Stolperstein gibt Nazi-Opfer einen Namen

Rilchingen-Hanweiler. Die Mörder hinterließen eine Spur aus Papier. Heimatforscher Franz-Ludwig Strauss (Foto: Strauss) nimmt Seite für Seite aus dem akkurat geführten Ordner. Dann breitet er mit ernster Miene auf dem Tisch aus, was die Nazi-Bürokraten über ihr Opfer Hermann Alexander geschrieben haben

 Dieses Bild vom 11. September 1938 zeigt (von links) Tochter Lieselotte Alexander, Herta Alexander mit Sohn Josef Edgar und Hermann Alexander. Ihn verschleppten die Nazis zwei Monate später nach Dachau. Foto: Privatarchiv Franz-Ludwig Strauss

Dieses Bild vom 11. September 1938 zeigt (von links) Tochter Lieselotte Alexander, Herta Alexander mit Sohn Josef Edgar und Hermann Alexander. Ihn verschleppten die Nazis zwei Monate später nach Dachau. Foto: Privatarchiv Franz-Ludwig Strauss

Rilchingen-Hanweiler. Die Mörder hinterließen eine Spur aus Papier. Heimatforscher Franz-Ludwig Strauss (Foto: Strauss) nimmt Seite für Seite aus dem akkurat geführten Ordner. Dann breitet er mit ernster Miene auf dem Tisch aus, was die Nazi-Bürokraten über ihr Opfer Hermann Alexander geschrieben haben. Wie sie ihn, den Juden aus Rilchingen-Hanweiler, nummeriert, von seiner Familie getrennt, in Kategorien eingeordnet, auf Transportlisten erfasst haben. Wie sie ihn in kümmerliche Lagerlumpen steckten, um ihm jede Individualität zu nehmen.

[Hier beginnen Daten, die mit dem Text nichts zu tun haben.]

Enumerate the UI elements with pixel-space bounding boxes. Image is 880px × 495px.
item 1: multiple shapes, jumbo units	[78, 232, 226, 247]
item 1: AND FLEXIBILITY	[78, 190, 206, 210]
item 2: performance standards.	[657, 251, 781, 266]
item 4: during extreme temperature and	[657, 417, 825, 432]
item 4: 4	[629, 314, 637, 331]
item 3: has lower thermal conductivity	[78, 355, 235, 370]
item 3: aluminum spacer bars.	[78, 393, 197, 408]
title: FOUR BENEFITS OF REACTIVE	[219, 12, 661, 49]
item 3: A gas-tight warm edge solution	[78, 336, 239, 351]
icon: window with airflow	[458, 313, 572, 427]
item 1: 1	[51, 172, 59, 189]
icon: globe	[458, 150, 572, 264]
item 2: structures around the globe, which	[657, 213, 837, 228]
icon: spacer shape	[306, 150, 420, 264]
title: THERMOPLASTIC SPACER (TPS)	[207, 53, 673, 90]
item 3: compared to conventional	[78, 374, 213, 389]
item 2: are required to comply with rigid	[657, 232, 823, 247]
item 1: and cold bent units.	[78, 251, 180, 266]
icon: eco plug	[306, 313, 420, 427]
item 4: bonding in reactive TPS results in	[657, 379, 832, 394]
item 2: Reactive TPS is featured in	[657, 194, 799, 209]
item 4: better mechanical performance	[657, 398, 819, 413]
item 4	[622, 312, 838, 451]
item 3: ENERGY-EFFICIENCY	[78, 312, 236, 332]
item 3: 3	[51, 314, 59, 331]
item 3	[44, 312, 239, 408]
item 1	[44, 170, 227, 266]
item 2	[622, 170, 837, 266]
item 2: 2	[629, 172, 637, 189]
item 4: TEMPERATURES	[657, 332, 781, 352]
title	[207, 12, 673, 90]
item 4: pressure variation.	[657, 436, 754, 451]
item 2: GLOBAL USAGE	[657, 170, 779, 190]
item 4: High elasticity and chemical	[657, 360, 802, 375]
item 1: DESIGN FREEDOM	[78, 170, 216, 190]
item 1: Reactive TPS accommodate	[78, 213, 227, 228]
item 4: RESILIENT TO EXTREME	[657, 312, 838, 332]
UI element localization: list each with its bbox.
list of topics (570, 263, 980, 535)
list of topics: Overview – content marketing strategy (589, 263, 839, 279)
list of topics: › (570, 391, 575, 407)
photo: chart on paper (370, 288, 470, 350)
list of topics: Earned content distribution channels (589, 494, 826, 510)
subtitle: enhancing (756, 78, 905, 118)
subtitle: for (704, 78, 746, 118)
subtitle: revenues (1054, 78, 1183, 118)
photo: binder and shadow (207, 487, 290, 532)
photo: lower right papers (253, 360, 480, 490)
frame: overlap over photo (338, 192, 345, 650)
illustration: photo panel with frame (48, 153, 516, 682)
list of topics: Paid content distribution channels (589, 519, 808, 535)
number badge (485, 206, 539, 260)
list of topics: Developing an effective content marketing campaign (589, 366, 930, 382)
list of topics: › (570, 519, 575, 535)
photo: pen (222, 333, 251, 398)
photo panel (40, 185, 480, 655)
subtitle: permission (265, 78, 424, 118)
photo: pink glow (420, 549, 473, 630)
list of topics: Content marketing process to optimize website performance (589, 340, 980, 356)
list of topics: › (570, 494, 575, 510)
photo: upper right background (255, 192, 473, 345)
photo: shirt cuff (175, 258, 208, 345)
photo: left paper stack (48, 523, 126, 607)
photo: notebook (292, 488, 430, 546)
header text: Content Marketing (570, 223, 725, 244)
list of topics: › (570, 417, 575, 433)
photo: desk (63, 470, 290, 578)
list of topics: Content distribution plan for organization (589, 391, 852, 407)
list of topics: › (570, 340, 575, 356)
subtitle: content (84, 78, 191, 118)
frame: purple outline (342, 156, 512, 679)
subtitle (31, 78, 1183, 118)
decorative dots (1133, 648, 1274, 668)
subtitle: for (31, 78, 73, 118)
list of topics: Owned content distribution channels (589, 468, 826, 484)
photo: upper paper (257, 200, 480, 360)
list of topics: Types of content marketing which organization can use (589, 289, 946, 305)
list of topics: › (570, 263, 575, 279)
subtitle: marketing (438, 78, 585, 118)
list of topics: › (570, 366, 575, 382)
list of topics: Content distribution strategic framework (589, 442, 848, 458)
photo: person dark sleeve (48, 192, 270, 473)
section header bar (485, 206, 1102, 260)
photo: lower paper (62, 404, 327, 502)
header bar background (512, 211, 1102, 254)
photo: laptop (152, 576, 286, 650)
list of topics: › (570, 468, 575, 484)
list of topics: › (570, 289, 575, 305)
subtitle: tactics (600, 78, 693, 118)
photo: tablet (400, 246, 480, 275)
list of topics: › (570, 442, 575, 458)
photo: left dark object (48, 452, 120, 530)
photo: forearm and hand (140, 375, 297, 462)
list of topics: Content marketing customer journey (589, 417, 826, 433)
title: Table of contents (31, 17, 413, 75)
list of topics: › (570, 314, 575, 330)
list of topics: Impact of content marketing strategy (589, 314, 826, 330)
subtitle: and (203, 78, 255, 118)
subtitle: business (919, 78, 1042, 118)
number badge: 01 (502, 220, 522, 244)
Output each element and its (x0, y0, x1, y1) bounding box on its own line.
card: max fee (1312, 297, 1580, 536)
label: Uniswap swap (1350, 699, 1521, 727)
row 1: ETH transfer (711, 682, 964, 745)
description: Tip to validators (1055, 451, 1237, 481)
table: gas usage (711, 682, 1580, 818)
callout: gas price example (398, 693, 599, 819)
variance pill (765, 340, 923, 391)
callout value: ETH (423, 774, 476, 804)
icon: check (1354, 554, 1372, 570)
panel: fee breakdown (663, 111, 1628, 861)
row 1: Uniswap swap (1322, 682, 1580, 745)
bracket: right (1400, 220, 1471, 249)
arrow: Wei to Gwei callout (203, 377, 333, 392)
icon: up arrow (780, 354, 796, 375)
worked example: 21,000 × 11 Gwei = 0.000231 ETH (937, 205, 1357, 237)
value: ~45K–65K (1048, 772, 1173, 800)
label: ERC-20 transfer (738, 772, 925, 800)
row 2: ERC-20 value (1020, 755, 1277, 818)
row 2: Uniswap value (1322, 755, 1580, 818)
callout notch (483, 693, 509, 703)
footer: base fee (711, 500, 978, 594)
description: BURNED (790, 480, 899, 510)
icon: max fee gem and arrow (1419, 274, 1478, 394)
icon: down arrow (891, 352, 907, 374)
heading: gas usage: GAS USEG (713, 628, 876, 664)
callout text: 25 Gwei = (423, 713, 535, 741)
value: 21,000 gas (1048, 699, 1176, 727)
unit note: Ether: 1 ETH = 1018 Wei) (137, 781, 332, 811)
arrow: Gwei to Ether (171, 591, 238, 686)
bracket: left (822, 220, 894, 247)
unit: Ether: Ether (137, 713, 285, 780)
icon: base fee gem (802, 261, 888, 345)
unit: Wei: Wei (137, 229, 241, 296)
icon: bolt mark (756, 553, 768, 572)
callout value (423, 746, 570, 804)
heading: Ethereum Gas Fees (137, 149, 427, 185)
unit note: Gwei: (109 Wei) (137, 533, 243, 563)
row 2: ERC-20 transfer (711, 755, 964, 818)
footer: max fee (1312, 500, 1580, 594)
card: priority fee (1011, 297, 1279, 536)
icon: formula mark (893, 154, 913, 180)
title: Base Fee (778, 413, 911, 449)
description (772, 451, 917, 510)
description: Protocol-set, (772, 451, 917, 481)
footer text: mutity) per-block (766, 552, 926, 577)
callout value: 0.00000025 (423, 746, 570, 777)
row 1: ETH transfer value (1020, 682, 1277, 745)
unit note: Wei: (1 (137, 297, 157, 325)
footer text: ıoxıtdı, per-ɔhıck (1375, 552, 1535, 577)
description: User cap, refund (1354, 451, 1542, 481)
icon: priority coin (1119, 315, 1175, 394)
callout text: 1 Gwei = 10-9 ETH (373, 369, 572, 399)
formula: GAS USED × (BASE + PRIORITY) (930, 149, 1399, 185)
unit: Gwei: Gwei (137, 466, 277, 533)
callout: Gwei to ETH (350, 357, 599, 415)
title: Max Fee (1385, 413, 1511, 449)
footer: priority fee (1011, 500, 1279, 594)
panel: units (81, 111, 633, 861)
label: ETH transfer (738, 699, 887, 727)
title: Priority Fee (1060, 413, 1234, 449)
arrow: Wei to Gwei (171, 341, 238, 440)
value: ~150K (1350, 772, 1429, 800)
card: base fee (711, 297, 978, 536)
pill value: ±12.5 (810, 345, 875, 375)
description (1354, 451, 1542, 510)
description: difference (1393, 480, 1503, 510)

Blatt für Blatt dokumentiert Hermann Alexanders Weg bis nach Auschwitz, wo er am 4. Dezember 1942 starb. Er durfte nur 37 Jahre alt werden.

Strauss will dafür sorgen, dass Hermann Alexanders Name nicht in den kilometerlangen Regalreihen von Archiven verborgen bleibt. "Mich hat die Art, wie wir mit der Nazi-Diktatur und ihren Opfern umgegangen sind, immer schon geärgert", sagt Strauss, während er auf die Vermerke der Täter blickt. Der 64-Jährige, ein pensionierter Berufsschullehrer, möchte die Erinnerung an den Menschen Hermann Alexander mitten ins Leben holen.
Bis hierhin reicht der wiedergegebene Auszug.